Именно в этот момент он понял, что покупает этот дом. Стоявший позади маклер осторожно прислонил к стене сырой зонт и медленно, церемонно сказал:
— Думаю, вам здесь понравится. Это хорошее место.
Шершнев сидел в переднем ряду экономического салона. Рядом, 6С, майор Гребенюк. Напарник. Им предлагали забронировать бизнес-класс, но Шершнев отказался: незачем, слишком на виду. Подполковник еще раз посмотрел на посадочный талон: alexander ivanov, 6d. У него был паспорт с визой на имя Иванова. Пока их проводили специальным коридором в обход таможни и досмотра, пограничный офицер поставил штамп о выезде.
Экипаж — авиакомпания государственная — был предупрежден, что на борту особые пассажиры. Напарник, военный техник, инженер в погонах, нес в ручной клади флакон дезодоранта из дорогой парфюмерной линейки, соответствующий авиационным требованиям: не более ста миллилитров. Марку выбрали специалисты, решавшие, какой флакон удобней и надежней всего переделывать. Был вариант отправить препарат дипломатической почтой и получить по ту сторону границы, но решили, что везти с собой быстрее и надежнее, не нужна встреча с посольским курьером, который может привести хвост.

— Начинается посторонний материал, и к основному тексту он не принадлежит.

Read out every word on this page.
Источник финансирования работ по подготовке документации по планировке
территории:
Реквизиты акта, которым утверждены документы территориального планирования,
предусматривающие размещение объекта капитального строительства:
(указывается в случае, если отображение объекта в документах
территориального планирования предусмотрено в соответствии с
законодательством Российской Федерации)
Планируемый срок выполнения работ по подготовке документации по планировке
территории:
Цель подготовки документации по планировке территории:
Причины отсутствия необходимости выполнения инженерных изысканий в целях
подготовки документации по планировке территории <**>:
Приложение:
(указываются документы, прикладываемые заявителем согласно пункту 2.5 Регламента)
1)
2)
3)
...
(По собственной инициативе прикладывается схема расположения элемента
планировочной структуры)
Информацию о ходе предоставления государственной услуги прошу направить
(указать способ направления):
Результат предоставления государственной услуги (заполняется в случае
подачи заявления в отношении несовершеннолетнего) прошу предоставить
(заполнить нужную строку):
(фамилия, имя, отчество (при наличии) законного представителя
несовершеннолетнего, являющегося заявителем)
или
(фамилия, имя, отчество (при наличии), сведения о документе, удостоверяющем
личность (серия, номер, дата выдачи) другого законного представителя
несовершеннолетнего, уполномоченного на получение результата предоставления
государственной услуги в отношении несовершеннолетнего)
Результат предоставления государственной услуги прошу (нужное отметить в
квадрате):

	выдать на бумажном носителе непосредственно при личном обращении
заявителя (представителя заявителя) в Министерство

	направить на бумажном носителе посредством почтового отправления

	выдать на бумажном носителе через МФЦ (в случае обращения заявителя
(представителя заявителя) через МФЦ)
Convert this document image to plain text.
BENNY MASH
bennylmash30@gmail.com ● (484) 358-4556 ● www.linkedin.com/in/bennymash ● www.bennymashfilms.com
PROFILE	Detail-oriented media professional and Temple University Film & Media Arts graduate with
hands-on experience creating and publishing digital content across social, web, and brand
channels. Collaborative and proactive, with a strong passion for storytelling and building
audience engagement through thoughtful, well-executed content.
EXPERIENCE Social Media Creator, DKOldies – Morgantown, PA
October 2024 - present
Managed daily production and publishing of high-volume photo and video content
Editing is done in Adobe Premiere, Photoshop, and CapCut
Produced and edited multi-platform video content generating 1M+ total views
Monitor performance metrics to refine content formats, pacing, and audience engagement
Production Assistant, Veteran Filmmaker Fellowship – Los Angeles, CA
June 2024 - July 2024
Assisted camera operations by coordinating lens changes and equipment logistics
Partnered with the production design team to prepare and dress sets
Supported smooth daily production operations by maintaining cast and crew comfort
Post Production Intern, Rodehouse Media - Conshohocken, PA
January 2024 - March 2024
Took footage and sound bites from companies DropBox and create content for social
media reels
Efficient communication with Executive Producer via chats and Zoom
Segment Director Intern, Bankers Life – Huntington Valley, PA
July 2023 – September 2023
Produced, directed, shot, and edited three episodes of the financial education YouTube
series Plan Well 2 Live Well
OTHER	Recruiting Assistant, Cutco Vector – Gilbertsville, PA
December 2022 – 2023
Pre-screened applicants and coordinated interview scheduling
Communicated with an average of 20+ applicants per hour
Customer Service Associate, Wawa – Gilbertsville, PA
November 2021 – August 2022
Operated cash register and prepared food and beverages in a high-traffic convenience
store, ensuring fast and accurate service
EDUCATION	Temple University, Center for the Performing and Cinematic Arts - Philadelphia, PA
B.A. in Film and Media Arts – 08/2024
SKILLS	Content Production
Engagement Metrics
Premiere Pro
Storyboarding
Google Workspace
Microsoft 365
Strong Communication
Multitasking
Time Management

Вылетали в ночь. Удачный поздний рейс, чтобы приземлиться ранним утром, когда сонные, уставшие пограничники и таможенники будут меньше цепляться к пассажирам. Напарник уже устраивался спать. Откинул спинку сиденья, хотя при взлете это запрещено. Старшая стюардесса не сделала замечания — знает, кто они такие.
Лайнер еще стоял у рукава. Ждали каких-то идиотов из бизнес-класса. Нажрались, наверное, подумал Шершнев. Боятся летать, вот и залили зенки.
Он, впрочем, тоже не отказался бы от глотка. Чувствовал себя неуютно. Позади устроилась иностранная пара — чехи, кажется, — с двумя детьми. Младенец вопреки опасениям Шершнева быстро заснул. А вот сидящая позади девочка, вертлявая худышка с жидкими светлыми косичками, которую он приметил еще на регистрации, где она норовила запрыгнуть на ленту транспортера, постукивала ногой по креслу Шершнева.
Удары неприятно отдавались в поясницу — эконом-класс, кресла хлипкие. Шершнев пожалел, что они не взяли бизнес. Он уже один раз обернулся, посмотрел на соплячку в упор. Девочка вроде притихла. Но через минуту начала стучать снова, уже сильнее, настойчивее.
Им категорически запрещалось привлекать к себе внимание в самолете. Меняться местами с другими пассажирами. Встревать в ссоры. Девочка, словно чувствуя это, потешалась над Шершневым. Он обратился к родителям по-английски, по-русски. Но те не понимали или, бессильные утихомирить ребенка, делали вид, что не понимают. Он показал жестами, что их дочь причиняет ему неудобство, но мать лишь мило развела руками и улыбнулась.